3) Identification = user certificate ?
f6971b6fb6bd4cfa9af995f2f3f485a6

Help me please =)

1 ACCEPTED SOLUTION

ryanj
New Contributor III

Because you are already using NoMAD you can use the WifiNetworks setting to associate the certificate you already have from NoMAD.

SSIDs of wireless networks you would like to associate any certificates created with NoMAD to via an identity preference in the Keychain.

An example could be:

<key>WifiNetworks</key>
<array>
  <string>CorpNet</string>
  <string>lan.test.com</string>
</array>

You can find more info about that setting and all the others here: https://nomad.menu/help/preferences-and-what-they-do/

Hope that helps!

View solution in original post

7 REPLIES 7

MatG
Contributor III

Did you get anywhere with this?

Nix4Life
Valued Contributor

+1

mm2270
Legendary Contributor III

If this configuration gets pushed with a Config Profile from Jamf, I believe the identity setting gets applied automatically, or at least I think there is an option to do so.
If it's being set up manually, the way to do this is with the security set-identity-preference command.

What I'd suggest when seeing one of those dialogs is to choose the correct certificate manually and set in the UI, then go back and look in the user's login.keychain in Keychain Access for the new identity preference that was just created (you can sort to just those using the Kind column) It should be in a format similar to com.apple.network.eap.user.identity.wlan.ssid.[SSID Name] If you open it up in Keychain Access, you should see all the settings needed in order to be able to plug those into the security command to create them in a script.

In fact, here's an older thread where this is discussed on how to create those, since they need to be done as the logged in user, not as root. I mention on the thread on how to do that. The instructions on there may be a little out of date for today's OS versions, but it should get you on the right track.
https://www.jamf.com/jamf-nation/discussions/25043/script-assistance-802-1x-wifi-user-keychain

seraphina
Contributor II

Perhaps something like this will work? Minus "Use as LoginWindow Configuration"

You can deploy the WiFi network and certificates as well as trust the chain of certs with the payload preferences.

Configuration Profiles -> Network
setup the interface, SSID, security type and protocols.

In the same profile add "Certificate" payload.
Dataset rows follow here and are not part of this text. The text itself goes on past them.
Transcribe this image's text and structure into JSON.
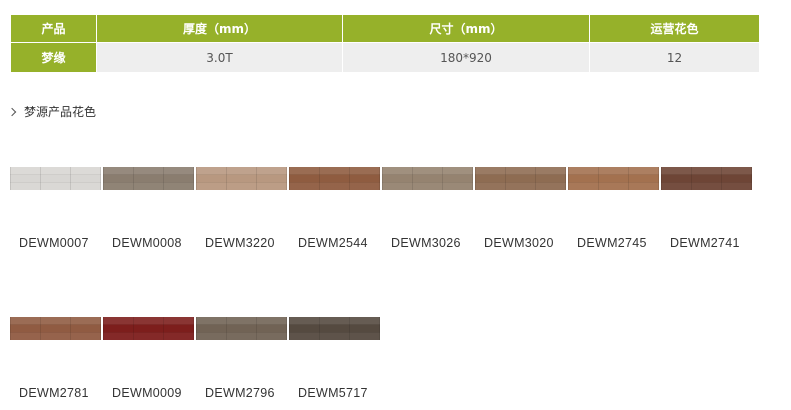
{
  "spec_table": {
    "headers": [
      "产品",
      "厚度（mm）",
      "尺寸（mm）",
      "运营花色"
    ],
    "row": [
      "梦缘",
      "3.0T",
      "180*920",
      "12"
    ],
    "header_color": "#96b12a"
  },
  "section": {
    "title": "梦源产品花色"
  },
  "swatches_row1": [
    {
      "code": "DEWM0007",
      "color": "#d8d6d3"
    },
    {
      "code": "DEWM0008",
      "color": "#8a7d6f"
    },
    {
      "code": "DEWM3220",
      "color": "#b89880"
    },
    {
      "code": "DEWM2544",
      "color": "#8f5c40"
    },
    {
      "code": "DEWM3026",
      "color": "#958370"
    },
    {
      "code": "DEWM3020",
      "color": "#8e6c52"
    },
    {
      "code": "DEWM2745",
      "color": "#a3714f"
    },
    {
      "code": "DEWM2741",
      "color": "#6e4536"
    }
  ],
  "swatches_row2": [
    {
      "code": "DEWM2781",
      "color": "#905b42"
    },
    {
      "code": "DEWM0009",
      "color": "#7d1e1c"
    },
    {
      "code": "DEWM2796",
      "color": "#716355"
    },
    {
      "code": "DEWM5717",
      "color": "#554a40"
    }
  ]
}
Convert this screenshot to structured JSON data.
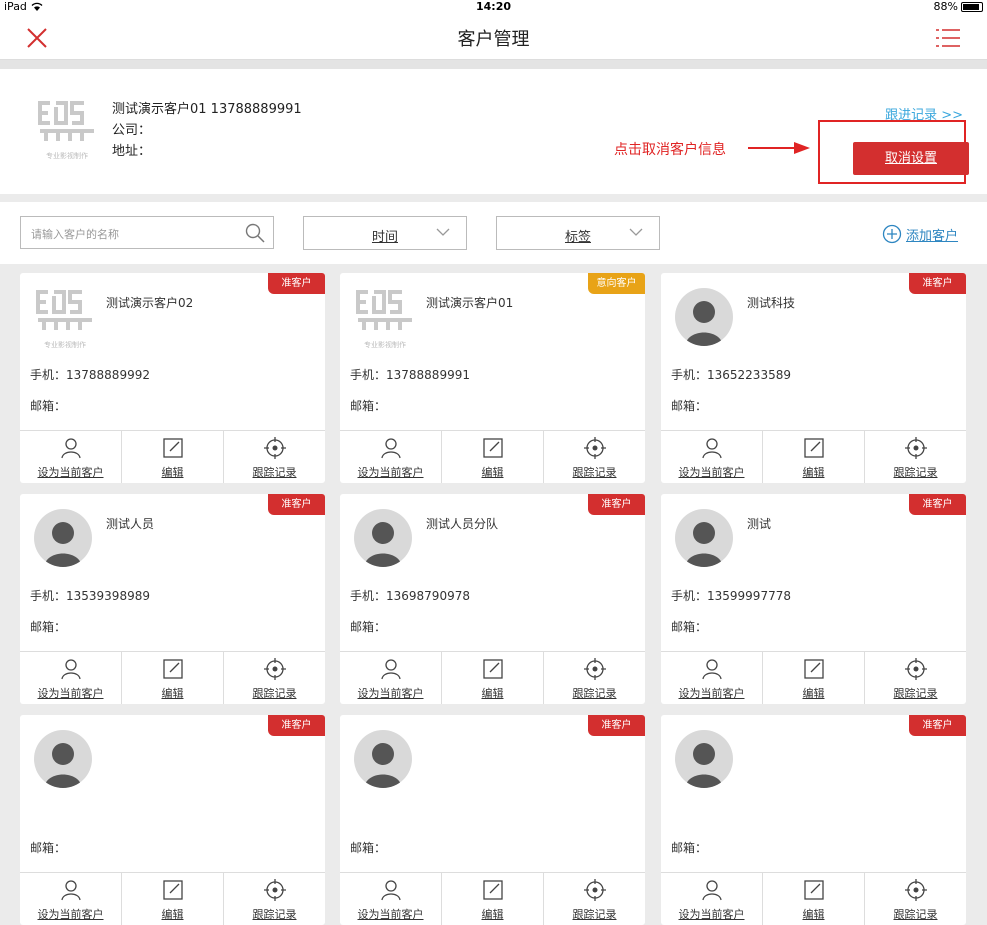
{
  "status_bar": {
    "device": "iPad",
    "time": "14:20",
    "battery": "88%",
    "battery_level": 0.88
  },
  "nav": {
    "title": "客户管理"
  },
  "customer": {
    "logo_subtext": "专业影视制作",
    "line1": "测试演示客户01  13788889991",
    "company_label": "公司：",
    "address_label": "地址：",
    "follow_link": "跟进记录 >>",
    "cancel_button": "取消设置"
  },
  "annotation": {
    "text": "点击取消客户信息"
  },
  "filter": {
    "search_placeholder": "请输入客户的名称",
    "time_label": "时间",
    "tag_label": "标签",
    "add_customer": "添加客户"
  },
  "labels": {
    "phone_prefix": "手机：",
    "email_label": "邮箱：",
    "set_current": "设为当前客户",
    "edit": "编辑",
    "track": "跟踪记录"
  },
  "colors": {
    "accent_red": "#d32f2f",
    "badge_orange": "#e8a317",
    "link_blue": "#2e86c1"
  },
  "cards": [
    {
      "name": "测试演示客户02",
      "phone": "手机：13788889992",
      "badge": "准客户",
      "badge_color": "#d32f2f",
      "avatar": "logo"
    },
    {
      "name": "测试演示客户01",
      "phone": "手机：13788889991",
      "badge": "意向客户",
      "badge_color": "#e8a317",
      "avatar": "logo"
    },
    {
      "name": "测试科技",
      "phone": "手机：13652233589",
      "badge": "准客户",
      "badge_color": "#d32f2f",
      "avatar": "person"
    },
    {
      "name": "测试人员",
      "phone": "手机：13539398989",
      "badge": "准客户",
      "badge_color": "#d32f2f",
      "avatar": "person"
    },
    {
      "name": "测试人员分队",
      "phone": "手机：13698790978",
      "badge": "准客户",
      "badge_color": "#d32f2f",
      "avatar": "person"
    },
    {
      "name": "测试",
      "phone": "手机：13599997778",
      "badge": "准客户",
      "badge_color": "#d32f2f",
      "avatar": "person"
    },
    {
      "name": "",
      "phone": "",
      "badge": "准客户",
      "badge_color": "#d32f2f",
      "avatar": "person"
    },
    {
      "name": "",
      "phone": "",
      "badge": "准客户",
      "badge_color": "#d32f2f",
      "avatar": "person"
    },
    {
      "name": "",
      "phone": "",
      "badge": "准客户",
      "badge_color": "#d32f2f",
      "avatar": "person"
    }
  ]
}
Go back to the network payload and select the "Trust" tab and trust them all.

This should add the certificates to the Local Items Keychain and trust it for all users.

ryanj
New Contributor III

Because you are already using NoMAD you can use the WifiNetworks setting to associate the certificate you already have from NoMAD.

SSIDs of wireless networks you would like to associate any certificates created with NoMAD to via an identity preference in the Keychain.

An example could be:

<key>WifiNetworks</key>
<array>
  <string>CorpNet</string>
  <string>lan.test.com</string>
</array>

You can find more info about that setting and all the others here: https://nomad.menu/help/preferences-and-what-they-do/

Hope that helps!

John_Arenz
New Contributor II

@ryan What is the second string "lan.test.com" defining?

shawnqk3
New Contributor

How would I set this up with Jamf Connect?